🤖 AI Summary
Efficient token acquisition from scratch remains a fundamental challenge for language models. Method: We propose the Teacher–Try–Demonstrate (TnD) interactive learning framework—the first to adapt human infant interactive learning paradigms to language model training. TnD employs a dual-model student–teacher architecture, integrating reinforcement learning–driven active token trials, high-fidelity teacher demonstrations, a staged linguistic competence reward mechanism, and a controllable interactive environment. Contribution/Results: We empirically demonstrate that synergistic active trial and high-quality demonstration significantly accelerate token acquisition; reveal a strong correlation between token frequency and learning curves; and establish causal effects of demonstration quality and trial frequency on learning efficiency. Experiments show that TnD achieves substantially faster token acquisition than baselines—under equal or smaller parameter budgets—offering a novel, interpretable, and sample-efficient paradigm for language acquisition.
📝 Abstract
Humans are efficient language learners and inherently social creatures. Our language development is largely shaped by our social interactions, for example, the demonstration and feedback from caregivers. Contrary to human language learning, recent advancements in large language models have primarily adopted a non-interactive training paradigm, and refined pre-trained models through feedback afterward.
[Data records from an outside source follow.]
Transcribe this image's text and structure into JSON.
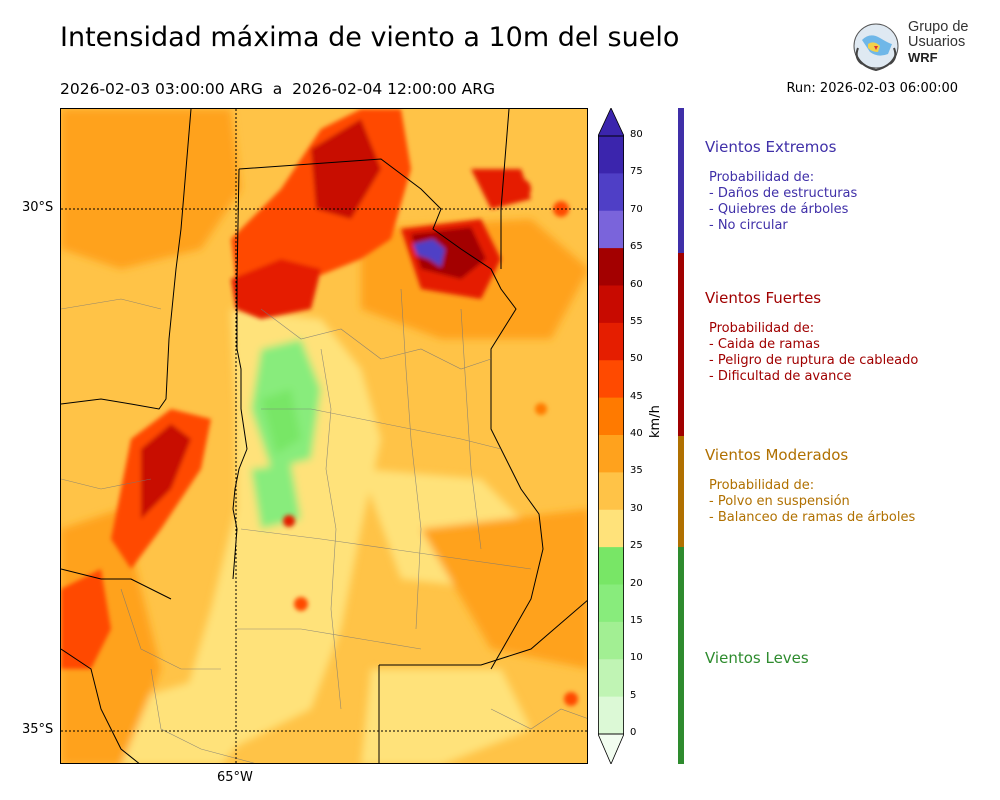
{
  "header": {
    "title": "Intensidad máxima de viento a 10m del suelo",
    "period": "2026-02-03 03:00:00 ARG  a  2026-02-04 12:00:00 ARG",
    "run": "Run: 2026-02-03 06:00:00"
  },
  "logo": {
    "line1": "Grupo de",
    "line2": "Usuarios",
    "line3": "WRF"
  },
  "map": {
    "lat_labels": [
      "30°S",
      "35°S"
    ],
    "lon_labels": [
      "65°W"
    ]
  },
  "colorbar": {
    "unit": "km/h",
    "ticks": [
      "80",
      "75",
      "70",
      "65",
      "60",
      "55",
      "50",
      "45",
      "40",
      "35",
      "30",
      "25",
      "20",
      "15",
      "10",
      "5",
      "0"
    ],
    "colors": {
      "0": "#f2fdf0",
      "5": "#dcf9d6",
      "10": "#c0f4b4",
      "15": "#a2ef93",
      "20": "#88ec7c",
      "25": "#78e666",
      "30": "#ffe27a",
      "35": "#ffc347",
      "40": "#ffa21d",
      "45": "#ff7a00",
      "50": "#ff4a00",
      "55": "#e51e00",
      "60": "#c80a00",
      "65": "#a30000",
      "70": "#7a64db",
      "75": "#4f3fc6",
      "80": "#3b25ad"
    }
  },
  "categories": [
    {
      "title": "Vientos Extremos",
      "color": "#3f2fa8",
      "items": [
        "Probabilidad de:",
        "- Daños de estructuras",
        "- Quiebres de árboles",
        "- No circular"
      ]
    },
    {
      "title": "Vientos Fuertes",
      "color": "#a00000",
      "items": [
        "Probabilidad de:",
        "- Caida de ramas",
        "- Peligro de ruptura de cableado",
        "- Dificultad de avance"
      ]
    },
    {
      "title": "Vientos Moderados",
      "color": "#b07000",
      "items": [
        "Probabilidad de:",
        "- Polvo en suspensión",
        "- Balanceo de ramas de árboles"
      ]
    },
    {
      "title": "Vientos Leves",
      "color": "#2e8b2e",
      "items": []
    }
  ]
}
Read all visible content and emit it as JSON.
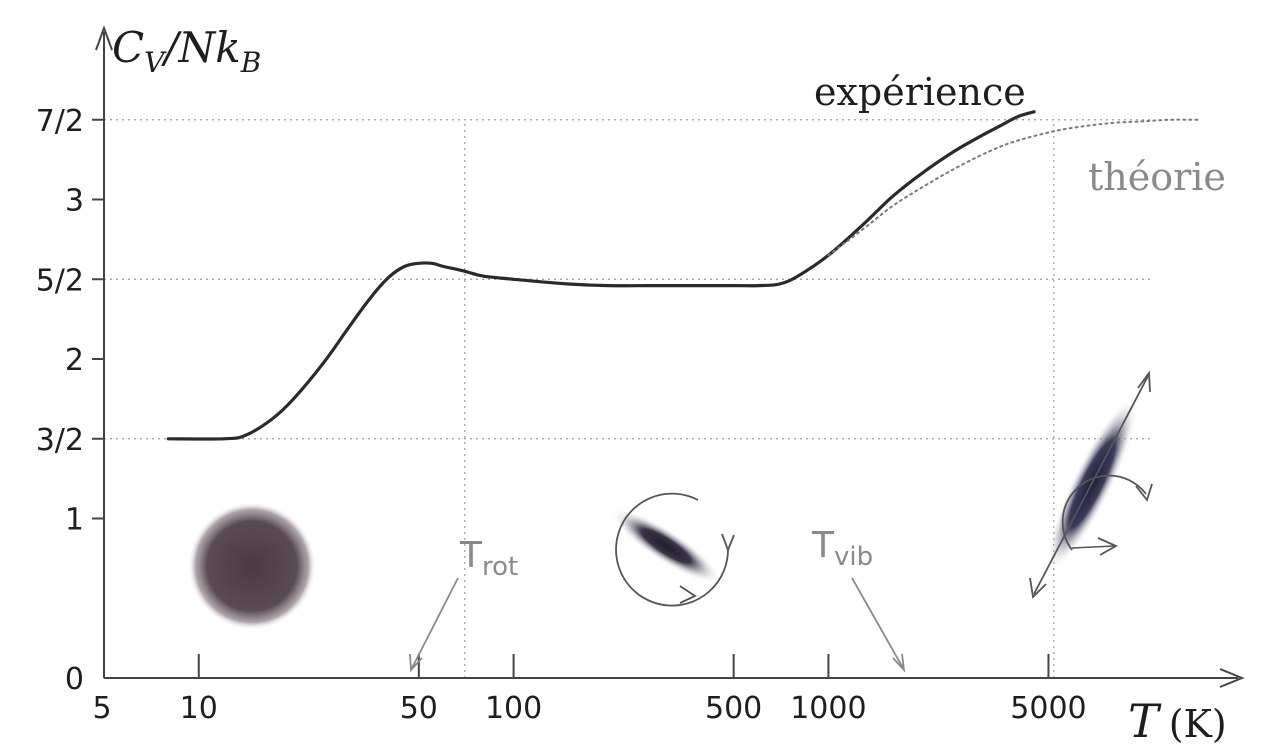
{
  "chart_data": {
    "type": "line",
    "title": "",
    "ylabel": {
      "main": "C",
      "sub1": "V",
      "mid": "/Nk",
      "sub2": "B"
    },
    "xlabel": {
      "var": "T",
      "unit": "(K)"
    },
    "x_scale": "log",
    "xlim": [
      5,
      20000
    ],
    "ylim": [
      0,
      4.0
    ],
    "x_ticks": [
      {
        "value": 5,
        "label": "5"
      },
      {
        "value": 10,
        "label": "10"
      },
      {
        "value": 50,
        "label": "50"
      },
      {
        "value": 100,
        "label": "100"
      },
      {
        "value": 500,
        "label": "500"
      },
      {
        "value": 1000,
        "label": "1000"
      },
      {
        "value": 5000,
        "label": "5000"
      }
    ],
    "y_ticks": [
      {
        "value": 0,
        "label": "0"
      },
      {
        "value": 1,
        "label": "1"
      },
      {
        "value": 1.5,
        "label": "3/2"
      },
      {
        "value": 2,
        "label": "2"
      },
      {
        "value": 2.5,
        "label": "5/2"
      },
      {
        "value": 3,
        "label": "3"
      },
      {
        "value": 3.5,
        "label": "7/2"
      }
    ],
    "h_ref_lines": [
      1.5,
      2.5,
      3.5
    ],
    "v_ref_lines": [
      70,
      5200
    ],
    "series": [
      {
        "name": "expérience",
        "style": "solid",
        "color": "#2a2a2a",
        "x": [
          8,
          12,
          14,
          17,
          20,
          25,
          30,
          35,
          40,
          45,
          50,
          55,
          60,
          70,
          80,
          100,
          150,
          200,
          300,
          400,
          500,
          600,
          700,
          800,
          1000,
          1300,
          1600,
          2000,
          2500,
          3000,
          3500,
          4000,
          4500
        ],
        "y": [
          1.5,
          1.5,
          1.52,
          1.62,
          1.75,
          1.98,
          2.2,
          2.38,
          2.51,
          2.58,
          2.6,
          2.6,
          2.58,
          2.55,
          2.52,
          2.5,
          2.47,
          2.46,
          2.46,
          2.46,
          2.46,
          2.46,
          2.47,
          2.52,
          2.65,
          2.85,
          3.02,
          3.17,
          3.3,
          3.39,
          3.46,
          3.52,
          3.55
        ]
      },
      {
        "name": "théorie",
        "style": "dotted",
        "color": "#7a7a7a",
        "x": [
          1000,
          1300,
          1600,
          2000,
          2500,
          3000,
          3500,
          4000,
          5000,
          6000,
          8000,
          10000,
          12000,
          15000
        ],
        "y": [
          2.65,
          2.82,
          2.96,
          3.08,
          3.19,
          3.27,
          3.33,
          3.37,
          3.42,
          3.45,
          3.48,
          3.49,
          3.5,
          3.5
        ]
      }
    ],
    "annotations": [
      {
        "text": "T",
        "sub": "rot",
        "x": 70
      },
      {
        "text": "T",
        "sub": "vib",
        "x": 5200
      }
    ]
  }
}
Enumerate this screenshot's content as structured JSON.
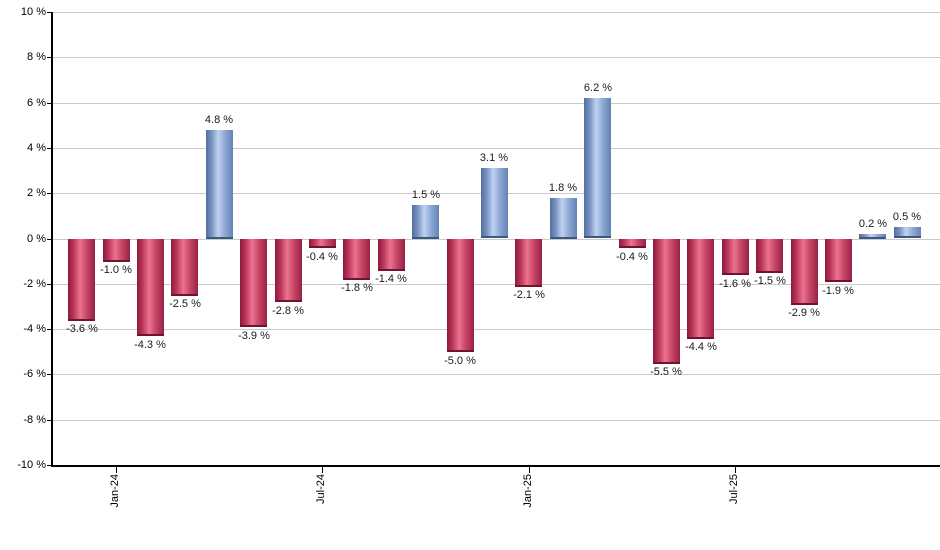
{
  "chart_data": {
    "type": "bar",
    "title": "",
    "grid": true,
    "legend": "none",
    "y_axis": {
      "min": -10,
      "max": 10,
      "step": 2,
      "tick_labels": [
        "10 %",
        "8 %",
        "6 %",
        "4 %",
        "2 %",
        "0 %",
        "-2 %",
        "-4 %",
        "-6 %",
        "-8 %",
        "-10 %"
      ]
    },
    "x_axis": {
      "tick_labels": [
        "Jan-24",
        "Jul-24",
        "Jan-25",
        "Jul-25"
      ],
      "tick_bar_indices": [
        1,
        7,
        13,
        19
      ]
    },
    "values": [
      -3.6,
      -1.0,
      -4.3,
      -2.5,
      4.8,
      -3.9,
      -2.8,
      -0.4,
      -1.8,
      -1.4,
      1.5,
      -5.0,
      3.1,
      -2.1,
      1.8,
      6.2,
      -0.4,
      -5.5,
      -4.4,
      -1.6,
      -1.5,
      -2.9,
      -1.9,
      0.2,
      0.5
    ],
    "data_labels": [
      "-3.6 %",
      "-1.0 %",
      "-4.3 %",
      "-2.5 %",
      "4.8 %",
      "-3.9 %",
      "-2.8 %",
      "-0.4 %",
      "-1.8 %",
      "-1.4 %",
      "1.5 %",
      "-5.0 %",
      "3.1 %",
      "-2.1 %",
      "1.8 %",
      "6.2 %",
      "-0.4 %",
      "-5.5 %",
      "-4.4 %",
      "-1.6 %",
      "-1.5 %",
      "-2.9 %",
      "-1.9 %",
      "0.2 %",
      "0.5 %"
    ],
    "colors": {
      "positive_base": "#6d8cbb",
      "positive_gradient": [
        "#52709e",
        "#7490c0",
        "#bfd2f0",
        "#8aa5d2",
        "#6482b2"
      ],
      "positive_cap": "#3c587f",
      "negative_base": "#c23458",
      "negative_gradient": [
        "#8c1b3d",
        "#b93458",
        "#ec7390",
        "#c44263",
        "#972245"
      ],
      "negative_cap": "#701332",
      "gridline": "#cbcbcb",
      "axis": "#000000",
      "label_text": "#1a1a1a",
      "background": "#ffffff"
    }
  }
}
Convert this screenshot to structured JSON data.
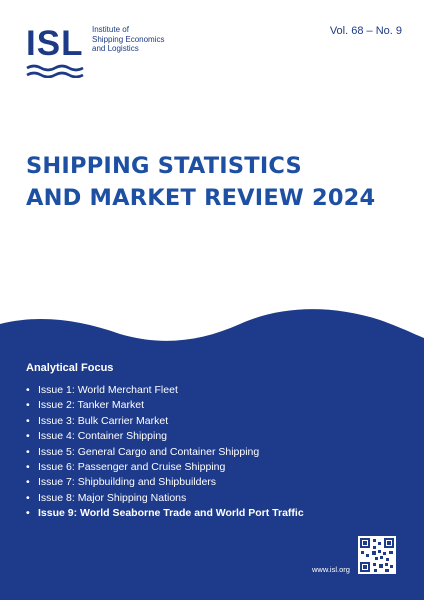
{
  "org": {
    "logo_text": "ISL",
    "name_lines": [
      "Institute of",
      "Shipping Economics",
      "and Logistics"
    ]
  },
  "volume": "Vol. 68 – No. 9",
  "title_lines": [
    "SHIPPING STATISTICS",
    "AND MARKET REVIEW 2024"
  ],
  "focus": {
    "heading": "Analytical Focus",
    "items": [
      {
        "label": "Issue 1: World Merchant Fleet",
        "bold": false
      },
      {
        "label": "Issue 2: Tanker Market",
        "bold": false
      },
      {
        "label": "Issue 3: Bulk Carrier Market",
        "bold": false
      },
      {
        "label": "Issue 4: Container Shipping",
        "bold": false
      },
      {
        "label": "Issue 5: General Cargo and Container Shipping",
        "bold": false
      },
      {
        "label": "Issue 6: Passenger and Cruise Shipping",
        "bold": false
      },
      {
        "label": "Issue 7: Shipbuilding and Shipbuilders",
        "bold": false
      },
      {
        "label": "Issue 8: Major Shipping Nations",
        "bold": false
      },
      {
        "label": "Issue 9: World Seaborne Trade and World Port Traffic",
        "bold": true
      }
    ]
  },
  "website": "www.isl.org",
  "colors": {
    "primary": "#1d3a86",
    "title": "#1d4fa3",
    "panel": "#1e3a8a"
  }
}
In this work, we explore how corrective feedback from interactions influences neural language acquisition from scratch through systematically controlled experiments, assessing whether it contributes to word learning efficiency in language models. We introduce a trial-and-demonstration (TnD) learning framework that incorporates three distinct components: student trials, teacher demonstrations, and a reward conditioned on language competence at various developmental stages. Our experiments reveal that the TnD approach accelerates word acquisition for student models of equal and smaller numbers of parameters, and we highlight the significance of both trials and demonstrations. We further show that the teacher's choices of words influence students' word-specific learning efficiency, and a practice-makes-perfect effect is evident by a strong correlation between the frequency of words in trials and their respective learning curves. Our findings suggest that interactive language learning, with teacher demonstrations and active trials, can facilitate efficient word learning in language models.